L’Union européenne a approuvé vendredi des exemptions aux sanctions sur le transport maritime d’engrais et de denrées alimentaires qui visent à faciliter les transactions de produits agricoles, d’engrais et de fertilisants russes vers des pays tiers et qui, en pratique, profiteront aux oligarques russes.
À la suite de la décision prise jeudi lors du sommet des dirigeants européens concernant le neuvième cycle de sanctions contre la Russie en représailles à son invasion de l’Ukraine, le bloc autorisera l’accès aux ressources financières gelées pour les propriétaires d’entreprises clés du secteur des engrais ou de l’alimentation, facilitant ainsi les efforts des autorités portuaires qui s’efforçaient désormais de traiter des transactions susceptibles de violer les sanctions européennes.
Les séries successives de sanctions européennes à l’encontre de la Russie n’ont jamais affecté des secteurs tels que le commerce des engrais ou des produits agricoles russes, mais aujourd’hui, l’UE, poussée par six États membres ayant des intérêts portuaires, indique explicitement dans les sanctions des exemptions pour les personnes ayant des activités importantes dans ce secteur afin de faciliter la gestion des transactions commerciales. Cela permet de dégeler certaines ressources économiques «nécessaires» à l’achat, à l’importation ou au transport de produits agricoles et alimentaires, notamment le blé et les engrais.
Pour éviter que cette mesure ne devienne une échappatoire que les oligarques russes pourraient utiliser pour contourner les sanctions, seuls les individus qui avaient une activité pertinente dans le secteur avant d’être sanctionnés pourront bénéficier des exemptions, ont expliqué des sources diplomatiques.
COMPTER LA NARRATIVE RUSSE Bruxelles n’est pas en mesure de donner une estimation du nombre de personnes qui bénéficieront de la mesure, mais insiste sur le fait qu’il s’agira d’une poignée de personnes qui contrôlent le secteur, qui facilitera la majorité des transactions.
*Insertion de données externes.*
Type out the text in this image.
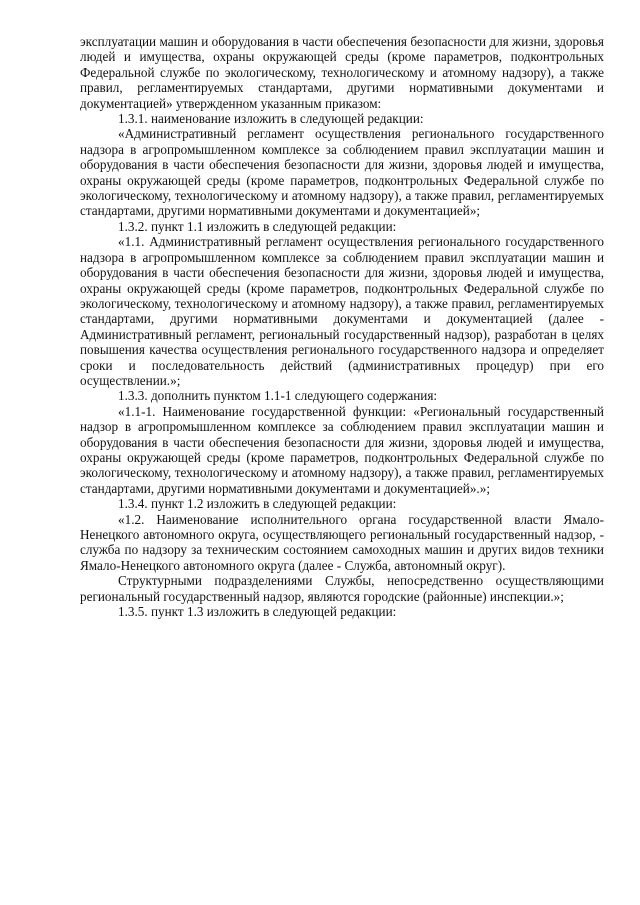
эксплуатации машин и оборудования в части обеспечения безопасности для жизни, здоровья людей и имущества, охраны окружающей среды (кроме параметров, подконтрольных Федеральной службе по экологическому, технологическому и атомному надзору), а также правил, регламентируемых стандартами, другими нормативными документами и документацией» утвержденном указанным приказом:

1.3.1. наименование изложить в следующей редакции:

«Административный регламент осуществления регионального государственного надзора в агропромышленном комплексе за соблюдением правил эксплуатации машин и оборудования в части обеспечения безопасности для жизни, здоровья людей и имущества, охраны окружающей среды (кроме параметров, подконтрольных Федеральной службе по экологическому, технологическому и атомному надзору), а также правил, регламентируемых стандартами, другими нормативными документами и документацией»;

1.3.2. пункт 1.1 изложить в следующей редакции:

«1.1. Административный регламент осуществления регионального государственного надзора в агропромышленном комплексе за соблюдением правил эксплуатации машин и оборудования в части обеспечения безопасности для жизни, здоровья людей и имущества, охраны окружающей среды (кроме параметров, подконтрольных Федеральной службе по экологическому, технологическому и атомному надзору), а также правил, регламентируемых стандартами, другими нормативными документами и документацией (далее - Административный регламент, региональный государственный надзор), разработан в целях повышения качества осуществления регионального государственного надзора и определяет сроки и последовательность действий (административных процедур) при его осуществлении.»;

1.3.3. дополнить пунктом 1.1-1 следующего содержания:

«1.1-1. Наименование государственной функции: «Региональный государственный надзор в агропромышленном комплексе за соблюдением правил эксплуатации машин и оборудования в части обеспечения безопасности для жизни, здоровья людей и имущества, охраны окружающей среды (кроме параметров, подконтрольных Федеральной службе по экологическому, технологическому и атомному надзору), а также правил, регламентируемых стандартами, другими нормативными документами и документацией».»;

1.3.4. пункт 1.2 изложить в следующей редакции:

«1.2. Наименование исполнительного органа государственной власти Ямало-Ненецкого автономного округа, осуществляющего региональный государственный надзор, - служба по надзору за техническим состоянием самоходных машин и других видов техники Ямало-Ненецкого автономного округа (далее - Служба, автономный округ).

Структурными подразделениями Службы, непосредственно осуществляющими региональный государственный надзор, являются городские (районные) инспекции.»;

1.3.5. пункт 1.3 изложить в следующей редакции:
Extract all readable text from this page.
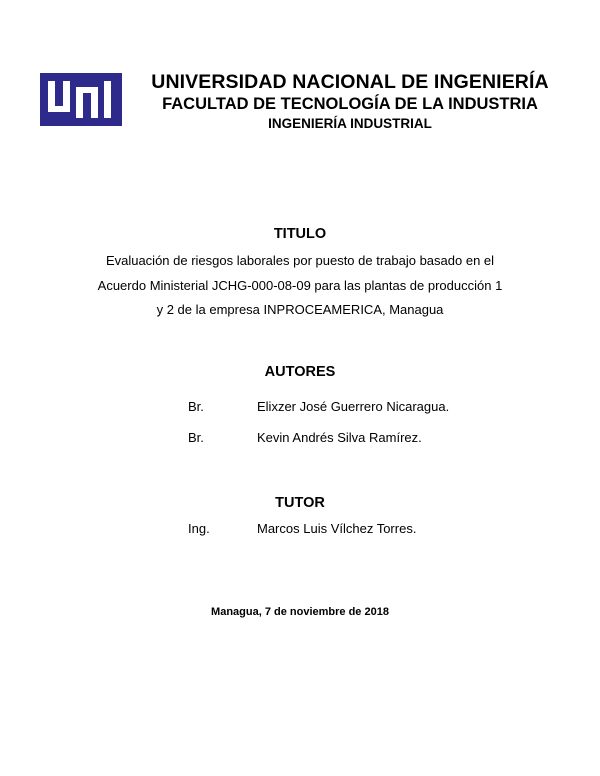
UNIVERSIDAD NACIONAL DE INGENIERÍA
FACULTAD DE TECNOLOGÍA DE LA INDUSTRIA
INGENIERÍA INDUSTRIAL
TITULO
Evaluación de riesgos laborales por puesto de trabajo basado en el
Acuerdo Ministerial JCHG-000-08-09 para las plantas de producción 1
y 2 de la empresa INPROCEAMERICA, Managua
AUTORES
Br.	Elixzer José Guerrero Nicaragua.
Br.	Kevin Andrés Silva Ramírez.
TUTOR
Ing.	Marcos Luis Vílchez Torres.
Managua, 7 de noviembre de 2018
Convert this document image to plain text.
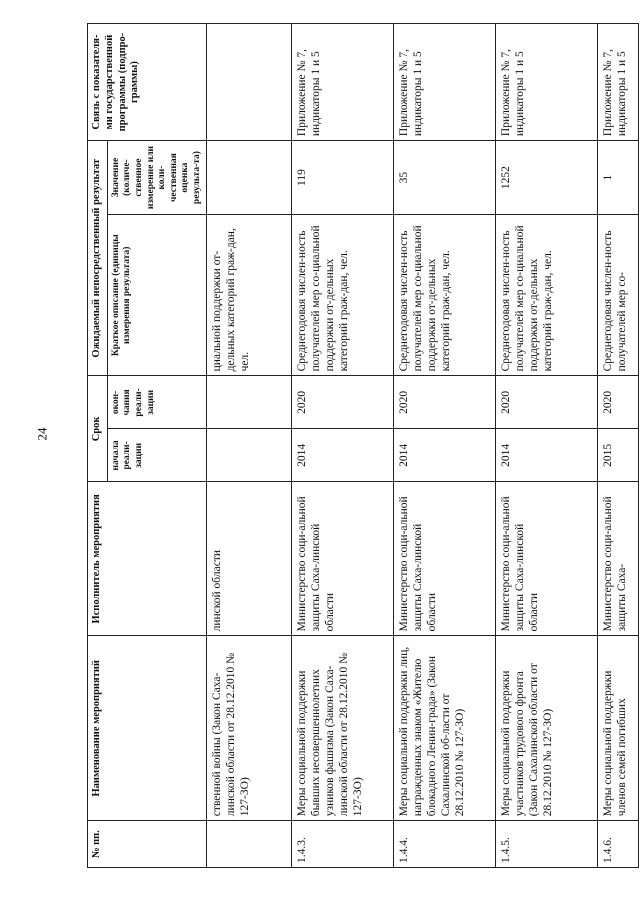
24
№ пп.	Наименование мероприятий	Исполнитель мероприятия	Срок		Ожидаемый непосредственный результат		Связь с показателя-ми государственной программы (подпро-граммы)
			начала реали-зации	окон-чания реали-зации	Краткое описание (единицы измерения результата)	Значение (количе-ственное измерение или коли-чественная оценка результа-та)	
	ственной войны (Закон Саха-линской области от 28.12.2010 № 127-ЗО)	линской области			циальной поддержки от-дельных категорий граж-дан, чел.		
1.4.3.	Меры социальной поддержки бывших несовершеннолетних узников фашизма (Закон Саха-линской области от 28.12.2010 № 127-ЗО)	Министерство соци-альной защиты Саха-линской области	2014	2020	Среднегодовая числен-ность получателей мер со-циальной поддержки от-дельных категорий граж-дан, чел.	119	Приложение № 7, индикаторы 1 и 5
1.4.4.	Меры социальной поддержки лиц, награжденных знаком «Жителю блокадного Ленин-града» (Закон Сахалинской об-ласти от 28.12.2010 № 127-ЗО)	Министерство соци-альной защиты Саха-линской области	2014	2020	Среднегодовая числен-ность получателей мер со-циальной поддержки от-дельных категорий граж-дан, чел.	35	Приложение № 7, индикаторы 1 и 5
1.4.5.	Меры социальной поддержки участников трудового фронта (Закон Сахалинской области от 28.12.2010 № 127-ЗО)	Министерство соци-альной защиты Саха-линской области	2014	2020	Среднегодовая числен-ность получателей мер со-циальной поддержки от-дельных категорий граж-дан, чел.	1252	Приложение № 7, индикаторы 1 и 5
1.4.6.	Меры социальной поддержки членов семей погибших	Министерство соци-альной защиты Саха-	2015	2020	Среднегодовая числен-ность получателей мер со-	1	Приложение № 7, индикаторы 1 и 5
En principe, des oligarques tels que Moshe Kantor, actionnaire de l’un des plus grands fabricants d’engrais de Russie et lié au président russe Vladimir Poutine, et divers dirigeants de la société d’engrais EuroChem tels que Vladimir Rashevski et Andrei Melnichenko devraient bénéficier de la mesure.
«Cela ne signifie pas que 100 % des transports seront effectués facilement, mais la majorité sera mieux gérée», expliquent ces sources, qui indiquent que l’objectif est de fournir une sécurité juridique et une marge de manœuvre aux autorités nationales pour appliquer les sanctions.
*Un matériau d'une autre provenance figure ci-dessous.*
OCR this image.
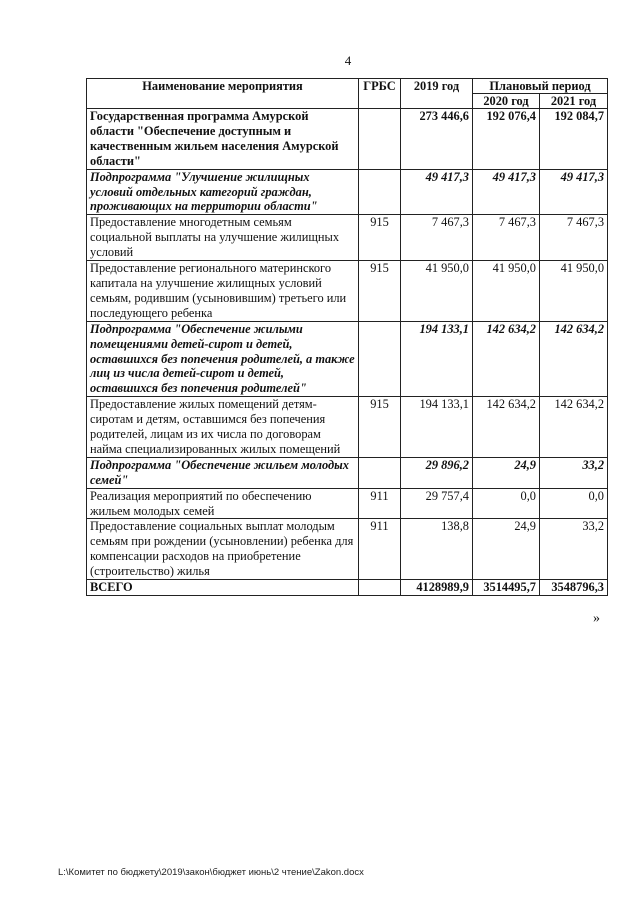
4
Наименование мероприятия	ГРБС	2019 год	Плановый период	
			2020 год	2021 год
Государственная программа Амурской области "Обеспечение доступным и качественным жильем населения Амурской области"		273 446,6	192 076,4	192 084,7
Подпрограмма "Улучшение жилищных условий отдельных категорий граждан, проживающих на территории области"		49 417,3	49 417,3	49 417,3
Предоставление многодетным семьям социальной выплаты на улучшение жилищных условий	915	7 467,3	7 467,3	7 467,3
Предоставление регионального материнского капитала на улучшение жилищных условий семьям, родившим (усыновившим) третьего или последующего ребенка	915	41 950,0	41 950,0	41 950,0
Подпрограмма "Обеспечение жилыми помещениями детей-сирот и детей, оставшихся без попечения родителей, а также лиц из числа детей-сирот и детей, оставшихся без попечения родителей"		194 133,1	142 634,2	142 634,2
Предоставление жилых помещений детям-сиротам и детям, оставшимся без попечения родителей, лицам из их числа по договорам найма специализированных жилых помещений	915	194 133,1	142 634,2	142 634,2
Подпрограмма "Обеспечение жильем молодых семей"		29 896,2	24,9	33,2
Реализация мероприятий по обеспечению жильем молодых семей	911	29 757,4	0,0	0,0
Предоставление социальных выплат молодым семьям при рождении (усыновлении) ребенка для компенсации расходов на приобретение (строительство) жилья	911	138,8	24,9	33,2
ВСЕГО		4128989,9	3514495,7	3548796,3
»
L:\Комитет по бюджету\2019\закон\бюджет июнь\2 чтение\Zakon.docx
Outre la dimension pratique et le soutien aux pays tiers, l’assouplissement d’un aspect très spécifique des sanctions vise à contrer le récit russe selon lequel les sanctions européennes provoquent un manque de sécurité alimentaire dans les pays d’Afrique et du Moyen-Orient, une critique récurrente de l’UE dans ses rencontres avec les pays tiers.
Les sources reconnaissent que, dans une certaine mesure, les sanctions ont affecté les expéditions de produits alimentaires et d’engrais russes, mais que l’impact a été «limité» et dû à la bureaucratie dans les ports européens. «Si nous n’avions rien fait, ce récit aurait été alimenté, et maintenant nous avons montré que le récit russe est un non-sens absolu», a-t-il conclu.
Les Pays-Bas, la Belgique, l’Allemagne, le Portugal, l’Espagne et la France ont estimé que la situation juridique actuelle contribuait aux critiques selon lesquelles les sanctions entravent en fait le commerce des denrées alimentaires et des engrais. C’est pourquoi, dans le cadre des négociations du neuvième cycle de sanctions, ils ont demandé l’introduction de ces exemptions.
Ils ont demandé «d’urgence une exemption pour les produits agricoles, y compris les engrais soumis à des mesures sectorielles restrictives, en précisant que les mesures de gel des avoirs ne devraient pas s’appliquer aux fonds ou aux ressources économiques qui sont strictement nécessaires à l’achat, à la vente, à l’importation, à l’exportation ou au transport de denrées alimentaires et de produits agricoles depuis ou via la Russie ou l’Ukraine», selon la proposition consultée par Europa Press.
Cette position a été combattue par la Pologne et la Lituanie, qui ont néanmoins réussi à garantir que la mesure serait étudiée au cas par cas et serait entre les mains des autorités nationales de chaque État membre. Cette dérogation est sans préjudice des autres mesures restrictives imposées à la Russie et à d’autres pays et des préoccupations respectives des États membres en matière de sécurité nationale, ont indiqué des sources diplomatiques.